Senior Software Engineer, Ruby for LLM Evaluation
from $40/hour
About this role
Role Overview: In this role, you will contribute to the development of LLM evaluation and training datasets aimed at addressing realistic software engineering challenges. Your expertise will be vital in building verifiable software engineering tasks based on public repository histories, utilizing a synthetic approach with human-in-the-loop methodologies while expanding dataset coverage across various programming languages and difficulty levels.
Key Responsibilities:
- Analyze and triage GitHub issues across trending open-source libraries.
- Set up and configure code repositories, including Dockerization and environment setup.
- Evaluate unit test coverage and quality.
- Modify and run codebases locally to assess LLM performance in bug-fixing scenarios.
- Collaborate with researchers to identify challenging repositories and issues for LLMs.
- Lead a team of junior engineers on collaborative projects.
Qualifications:
- Minimum of 3 years of overall experience.

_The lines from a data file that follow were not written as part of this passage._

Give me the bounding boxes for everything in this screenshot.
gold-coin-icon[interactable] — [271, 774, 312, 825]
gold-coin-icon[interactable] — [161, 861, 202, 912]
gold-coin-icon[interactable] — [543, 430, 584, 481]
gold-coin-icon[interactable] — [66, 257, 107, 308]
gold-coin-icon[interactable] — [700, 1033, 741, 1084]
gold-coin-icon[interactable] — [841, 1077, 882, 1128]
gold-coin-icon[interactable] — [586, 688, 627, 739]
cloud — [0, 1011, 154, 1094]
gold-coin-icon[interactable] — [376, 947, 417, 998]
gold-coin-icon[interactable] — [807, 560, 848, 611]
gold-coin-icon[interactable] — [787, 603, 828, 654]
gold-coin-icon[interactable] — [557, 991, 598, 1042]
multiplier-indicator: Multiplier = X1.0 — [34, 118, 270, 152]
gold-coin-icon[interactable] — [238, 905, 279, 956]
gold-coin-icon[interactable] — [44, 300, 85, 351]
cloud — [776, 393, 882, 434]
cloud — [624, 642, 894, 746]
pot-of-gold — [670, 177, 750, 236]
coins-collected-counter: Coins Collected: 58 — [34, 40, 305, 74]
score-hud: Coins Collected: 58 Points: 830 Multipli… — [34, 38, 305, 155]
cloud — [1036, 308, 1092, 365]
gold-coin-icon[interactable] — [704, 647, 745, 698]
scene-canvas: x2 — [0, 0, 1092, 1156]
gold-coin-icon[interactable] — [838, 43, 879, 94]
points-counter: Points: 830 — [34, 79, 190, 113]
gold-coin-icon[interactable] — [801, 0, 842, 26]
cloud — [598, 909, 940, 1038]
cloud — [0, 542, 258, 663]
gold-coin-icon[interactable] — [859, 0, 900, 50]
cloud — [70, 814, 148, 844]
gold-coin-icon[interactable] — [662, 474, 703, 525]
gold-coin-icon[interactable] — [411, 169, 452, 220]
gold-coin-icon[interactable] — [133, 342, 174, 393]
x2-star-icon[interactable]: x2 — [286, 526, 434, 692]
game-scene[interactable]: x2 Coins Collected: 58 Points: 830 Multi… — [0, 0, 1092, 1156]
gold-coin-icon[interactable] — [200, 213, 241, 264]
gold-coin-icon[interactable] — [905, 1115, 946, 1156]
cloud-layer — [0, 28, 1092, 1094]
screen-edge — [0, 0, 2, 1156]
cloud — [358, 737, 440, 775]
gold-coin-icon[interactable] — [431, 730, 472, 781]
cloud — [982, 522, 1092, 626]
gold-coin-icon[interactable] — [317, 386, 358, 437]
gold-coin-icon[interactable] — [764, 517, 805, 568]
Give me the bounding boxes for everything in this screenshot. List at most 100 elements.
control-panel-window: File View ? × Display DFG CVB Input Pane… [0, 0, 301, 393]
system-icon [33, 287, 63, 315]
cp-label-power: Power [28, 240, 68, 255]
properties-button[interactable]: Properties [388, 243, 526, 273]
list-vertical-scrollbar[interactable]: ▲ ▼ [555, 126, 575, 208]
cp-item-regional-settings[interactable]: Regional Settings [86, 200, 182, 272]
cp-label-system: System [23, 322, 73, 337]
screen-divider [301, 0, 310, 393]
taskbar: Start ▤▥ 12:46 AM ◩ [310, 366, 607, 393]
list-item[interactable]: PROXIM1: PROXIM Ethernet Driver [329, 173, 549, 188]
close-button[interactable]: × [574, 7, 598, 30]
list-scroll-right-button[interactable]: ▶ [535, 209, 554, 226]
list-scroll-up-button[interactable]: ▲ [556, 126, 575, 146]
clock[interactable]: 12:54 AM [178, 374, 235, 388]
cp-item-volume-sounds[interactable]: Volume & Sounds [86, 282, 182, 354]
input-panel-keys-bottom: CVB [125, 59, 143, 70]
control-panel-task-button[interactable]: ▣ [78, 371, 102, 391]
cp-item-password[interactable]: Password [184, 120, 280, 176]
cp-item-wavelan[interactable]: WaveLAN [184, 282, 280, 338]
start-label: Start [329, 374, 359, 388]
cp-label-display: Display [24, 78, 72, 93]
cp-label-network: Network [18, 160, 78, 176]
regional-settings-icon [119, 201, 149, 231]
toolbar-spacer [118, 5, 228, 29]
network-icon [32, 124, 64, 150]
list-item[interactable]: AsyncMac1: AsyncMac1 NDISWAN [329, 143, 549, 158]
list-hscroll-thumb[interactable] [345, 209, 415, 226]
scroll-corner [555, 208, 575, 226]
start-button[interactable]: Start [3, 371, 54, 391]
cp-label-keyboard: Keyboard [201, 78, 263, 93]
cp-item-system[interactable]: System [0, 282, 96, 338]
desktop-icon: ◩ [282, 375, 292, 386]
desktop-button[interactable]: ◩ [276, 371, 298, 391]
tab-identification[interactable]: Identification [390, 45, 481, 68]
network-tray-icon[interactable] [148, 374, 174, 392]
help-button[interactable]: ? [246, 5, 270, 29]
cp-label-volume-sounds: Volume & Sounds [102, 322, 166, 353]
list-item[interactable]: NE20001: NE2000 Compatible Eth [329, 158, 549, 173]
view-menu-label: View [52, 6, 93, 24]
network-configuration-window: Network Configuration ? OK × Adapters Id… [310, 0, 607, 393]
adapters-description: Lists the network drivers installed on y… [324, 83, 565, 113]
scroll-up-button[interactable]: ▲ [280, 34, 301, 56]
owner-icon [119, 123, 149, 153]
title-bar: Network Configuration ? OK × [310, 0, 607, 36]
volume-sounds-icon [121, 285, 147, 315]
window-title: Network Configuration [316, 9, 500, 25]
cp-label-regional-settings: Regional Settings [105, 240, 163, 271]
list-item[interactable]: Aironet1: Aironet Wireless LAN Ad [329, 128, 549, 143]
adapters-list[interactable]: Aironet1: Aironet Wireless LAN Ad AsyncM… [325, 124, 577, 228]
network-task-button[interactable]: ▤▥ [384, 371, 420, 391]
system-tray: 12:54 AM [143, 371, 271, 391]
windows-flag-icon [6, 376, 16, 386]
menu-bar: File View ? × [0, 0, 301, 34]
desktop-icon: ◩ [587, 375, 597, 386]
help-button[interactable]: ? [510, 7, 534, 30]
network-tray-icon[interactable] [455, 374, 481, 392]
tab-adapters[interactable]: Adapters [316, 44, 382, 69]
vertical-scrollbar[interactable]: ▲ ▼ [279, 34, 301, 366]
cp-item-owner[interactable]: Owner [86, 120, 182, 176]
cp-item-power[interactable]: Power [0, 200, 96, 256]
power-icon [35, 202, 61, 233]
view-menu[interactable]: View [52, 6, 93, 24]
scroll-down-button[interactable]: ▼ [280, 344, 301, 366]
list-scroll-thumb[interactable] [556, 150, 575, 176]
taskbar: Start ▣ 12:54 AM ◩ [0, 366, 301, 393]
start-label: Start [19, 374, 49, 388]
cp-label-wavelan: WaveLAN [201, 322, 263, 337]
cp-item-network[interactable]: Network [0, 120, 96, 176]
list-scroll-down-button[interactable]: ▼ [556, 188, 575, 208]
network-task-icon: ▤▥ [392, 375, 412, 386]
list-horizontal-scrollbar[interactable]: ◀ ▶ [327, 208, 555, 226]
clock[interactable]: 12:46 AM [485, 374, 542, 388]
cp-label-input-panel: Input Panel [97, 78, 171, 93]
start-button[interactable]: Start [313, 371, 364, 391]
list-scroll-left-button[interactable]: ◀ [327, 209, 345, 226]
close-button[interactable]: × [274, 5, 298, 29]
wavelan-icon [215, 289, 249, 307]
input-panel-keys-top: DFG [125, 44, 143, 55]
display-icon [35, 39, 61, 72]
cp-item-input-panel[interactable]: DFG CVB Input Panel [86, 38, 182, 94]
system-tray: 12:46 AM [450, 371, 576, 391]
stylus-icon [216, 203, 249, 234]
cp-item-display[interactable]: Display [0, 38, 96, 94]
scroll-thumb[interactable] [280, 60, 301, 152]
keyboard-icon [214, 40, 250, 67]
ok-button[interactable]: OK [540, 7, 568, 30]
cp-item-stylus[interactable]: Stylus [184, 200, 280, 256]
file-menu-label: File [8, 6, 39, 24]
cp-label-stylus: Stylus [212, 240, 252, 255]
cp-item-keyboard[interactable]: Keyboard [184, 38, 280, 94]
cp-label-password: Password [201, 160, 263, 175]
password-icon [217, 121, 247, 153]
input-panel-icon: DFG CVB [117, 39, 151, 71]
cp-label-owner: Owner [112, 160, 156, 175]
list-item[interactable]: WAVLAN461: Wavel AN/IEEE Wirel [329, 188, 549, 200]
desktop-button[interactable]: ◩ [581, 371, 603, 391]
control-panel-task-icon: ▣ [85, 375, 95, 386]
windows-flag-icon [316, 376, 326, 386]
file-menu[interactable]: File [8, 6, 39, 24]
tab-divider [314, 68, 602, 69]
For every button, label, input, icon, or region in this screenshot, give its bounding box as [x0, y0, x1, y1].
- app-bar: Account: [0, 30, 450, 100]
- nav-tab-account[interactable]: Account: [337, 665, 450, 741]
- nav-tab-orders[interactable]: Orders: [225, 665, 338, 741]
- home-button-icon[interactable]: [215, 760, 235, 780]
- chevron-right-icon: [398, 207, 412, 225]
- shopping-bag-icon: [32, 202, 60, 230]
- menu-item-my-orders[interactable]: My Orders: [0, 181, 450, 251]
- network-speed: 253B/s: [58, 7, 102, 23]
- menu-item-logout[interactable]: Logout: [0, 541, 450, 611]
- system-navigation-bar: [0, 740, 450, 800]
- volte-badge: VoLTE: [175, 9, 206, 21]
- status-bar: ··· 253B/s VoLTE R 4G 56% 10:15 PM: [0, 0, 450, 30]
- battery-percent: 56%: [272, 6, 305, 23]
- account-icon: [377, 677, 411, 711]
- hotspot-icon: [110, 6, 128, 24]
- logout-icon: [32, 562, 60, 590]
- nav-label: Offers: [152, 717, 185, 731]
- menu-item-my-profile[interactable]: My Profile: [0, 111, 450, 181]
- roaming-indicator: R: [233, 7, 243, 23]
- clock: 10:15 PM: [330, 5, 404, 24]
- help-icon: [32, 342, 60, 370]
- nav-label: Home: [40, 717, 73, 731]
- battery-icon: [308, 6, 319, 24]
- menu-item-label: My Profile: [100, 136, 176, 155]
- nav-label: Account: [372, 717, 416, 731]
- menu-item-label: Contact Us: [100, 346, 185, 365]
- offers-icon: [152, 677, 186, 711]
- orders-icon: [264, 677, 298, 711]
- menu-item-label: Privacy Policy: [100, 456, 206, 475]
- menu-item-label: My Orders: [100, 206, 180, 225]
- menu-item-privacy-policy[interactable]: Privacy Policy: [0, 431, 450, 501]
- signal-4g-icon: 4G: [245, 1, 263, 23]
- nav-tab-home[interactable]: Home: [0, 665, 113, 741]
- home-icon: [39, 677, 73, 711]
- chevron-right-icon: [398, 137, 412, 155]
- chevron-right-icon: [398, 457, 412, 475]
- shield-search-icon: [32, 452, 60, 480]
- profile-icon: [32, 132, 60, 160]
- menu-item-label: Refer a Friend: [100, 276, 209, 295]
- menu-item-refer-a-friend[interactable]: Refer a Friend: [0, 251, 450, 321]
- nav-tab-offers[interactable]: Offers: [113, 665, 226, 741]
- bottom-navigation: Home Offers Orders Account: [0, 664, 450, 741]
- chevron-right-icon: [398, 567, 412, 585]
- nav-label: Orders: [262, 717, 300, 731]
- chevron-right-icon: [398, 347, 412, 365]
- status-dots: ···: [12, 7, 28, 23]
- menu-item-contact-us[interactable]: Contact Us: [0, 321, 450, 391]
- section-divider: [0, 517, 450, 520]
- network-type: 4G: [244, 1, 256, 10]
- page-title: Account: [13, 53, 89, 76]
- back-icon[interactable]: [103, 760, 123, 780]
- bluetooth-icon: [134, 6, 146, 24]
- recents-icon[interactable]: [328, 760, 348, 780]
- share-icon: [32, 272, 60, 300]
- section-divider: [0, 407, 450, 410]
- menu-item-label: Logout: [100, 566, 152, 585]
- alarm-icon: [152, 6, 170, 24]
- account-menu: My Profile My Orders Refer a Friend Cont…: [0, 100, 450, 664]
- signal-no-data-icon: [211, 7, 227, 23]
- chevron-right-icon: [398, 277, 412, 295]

- Strong experience with Ruby.
- Proficiency in Git, Docker, and basic software pipeline setup.
- Ability to understand and navigate complex codebases.
- Comfortable running, modifying, and testing real-world projects locally.
- Experience contributing to or evaluating open-source projects is a plus.
Preferred Qualifications:
- Previous participation in LLM research or evaluation projects.
- Experience building or testing developer tools or automation agents.
Work Terms:
- Commitment of at least 4 hours per day and a minimum of 20 hours per week, with 4 hours of overlap with PST. Options for time commitment include 20 hrs/week, 30 hrs/week, or 40 hrs/week.
- Contractor assignment (no medical/paid leave).
- Location: Candidates must be based in India, Pakistan, Nigeria, Kenya, Egypt, Ghana, Bangladesh, Turkey, or Mexico.
Compensation: Competitive compensation commensurate with experience.
Eligibility: Open to candidates with the required qualifications and located in specified countries.
Evaluation Process: The evaluation process will include two rounds of interviews: a 60-minute technical interview followed by a 30-minute technical and cultural discussion.